Oleg Deripaska says Russia could run out of cash by next year
Russia could run out of money as soon as next year unless it receives an infusion of cash from “friendly” countries that will help it overcome crippling sanctions from the Kremlin’s invasion of Ukraine, according to oligarch Oleg Deripaska.
“There will be no money already next year,” Deripaska, who is thought to be Russian President Vladimir Putin’s favorite industrialist, said at an economic conference in Siberia on Thursday, Bloomberg News reported.
“We will need foreign investors.”
Deripaska, who made his fortune in the aluminum trade, complained to his fellow tycoons that the Moscow government has “already begun to shake us down” because the Russian treasury is low.
He said that building “state capitalism is not an option” and warned of “serious” pressure from sanctions.
“Russia should keep developing the market economy,” he said.
“A foreign investor will look at how a Russian investor makes money, what conditions exist.”
Deripaska, 52, was among several alleged Putin cronies who were sanctioned by the US, UK and EU following the invasion of Ukraine. The mogul said Russia needs to pivot in its trade strategy in light of geopolitical circumstances.
“We thought we were a European country,” said Deripaska, who was indicted by the Justice Department last September for allegedly concocting a scheme for his girlfriend to give birth to their child on American soil.

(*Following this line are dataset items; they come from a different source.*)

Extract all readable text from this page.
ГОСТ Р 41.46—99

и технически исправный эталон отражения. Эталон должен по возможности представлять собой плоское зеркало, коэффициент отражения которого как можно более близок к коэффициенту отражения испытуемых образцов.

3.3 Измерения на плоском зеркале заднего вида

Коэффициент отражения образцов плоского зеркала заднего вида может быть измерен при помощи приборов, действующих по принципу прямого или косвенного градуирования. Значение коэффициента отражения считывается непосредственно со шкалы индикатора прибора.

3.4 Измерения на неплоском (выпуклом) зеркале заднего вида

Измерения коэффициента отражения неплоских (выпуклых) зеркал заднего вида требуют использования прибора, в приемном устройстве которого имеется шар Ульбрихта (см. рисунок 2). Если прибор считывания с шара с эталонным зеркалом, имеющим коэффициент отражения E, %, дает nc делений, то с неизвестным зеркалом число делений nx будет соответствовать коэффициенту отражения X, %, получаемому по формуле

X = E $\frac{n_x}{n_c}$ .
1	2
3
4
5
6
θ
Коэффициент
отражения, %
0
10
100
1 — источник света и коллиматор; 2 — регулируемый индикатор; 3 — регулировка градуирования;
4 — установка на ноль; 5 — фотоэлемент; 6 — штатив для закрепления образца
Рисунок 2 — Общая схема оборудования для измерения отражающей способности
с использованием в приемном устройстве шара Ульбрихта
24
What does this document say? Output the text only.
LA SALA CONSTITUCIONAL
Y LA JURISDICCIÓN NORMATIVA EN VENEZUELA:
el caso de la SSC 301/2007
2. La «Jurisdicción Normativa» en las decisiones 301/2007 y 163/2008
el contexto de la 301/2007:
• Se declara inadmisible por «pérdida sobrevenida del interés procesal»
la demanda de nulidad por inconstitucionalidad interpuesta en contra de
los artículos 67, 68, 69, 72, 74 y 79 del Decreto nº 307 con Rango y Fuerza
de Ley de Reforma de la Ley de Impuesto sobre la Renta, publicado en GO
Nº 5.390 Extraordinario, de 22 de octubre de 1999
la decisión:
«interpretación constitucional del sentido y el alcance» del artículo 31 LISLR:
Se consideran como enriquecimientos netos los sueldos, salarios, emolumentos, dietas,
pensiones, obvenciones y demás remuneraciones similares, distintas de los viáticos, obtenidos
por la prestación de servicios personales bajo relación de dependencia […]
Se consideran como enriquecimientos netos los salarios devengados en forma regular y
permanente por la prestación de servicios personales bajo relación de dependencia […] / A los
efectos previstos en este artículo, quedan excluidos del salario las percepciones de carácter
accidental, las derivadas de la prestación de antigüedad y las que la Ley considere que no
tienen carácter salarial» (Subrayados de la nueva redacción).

“Now, for the next 25 years, we will think more about our Asian past.”
The West’s shunning of Russia has forced the country to turn to rival China to keep its economy afloat. Beijing has officially remained neutral during the war in Ukraine.
However, Deputy Secretary of State Wendy Sherman said at an event at the Brookings Institution in Washington, DC, last month that the US has “growing concern” about the Chinese-Russian partnership, as The Post reported.
“My assessment is the PRC [People’s Republic of China] is trying to both increase its standing in the international community by saying that it’s willing to mediate and help bring this horrifying invasion to an end. And at the same time, they are committed to their no-limits partnership with Russia,” Sherman said.
“And we have, certainly, concern and growing concern about that partnership and the PRC’s support for this invasion,” she added.
Russia’s treasury has doubled the share of yuan, the Chinese currency, to 60% in its sovereign wealth fund.
The Kremlin has been selling yuan in hopes of making up for its burgeoning budget deficit.
The Russian ruble recently fell to its weakest level in 10 months — shedding 20% of its value since the start of December.
As of Thursday, $1 equaled roughly 75 Russian rubles — much improved from the exchange rate of 140 rubles per each US dollar that the currency was trading at when sanctions were first imposed.
The decline of the ruble is driven by dwindling energy revenues — the result of Europe’s decision to wean itself off of imports of Russian oil and natural gas.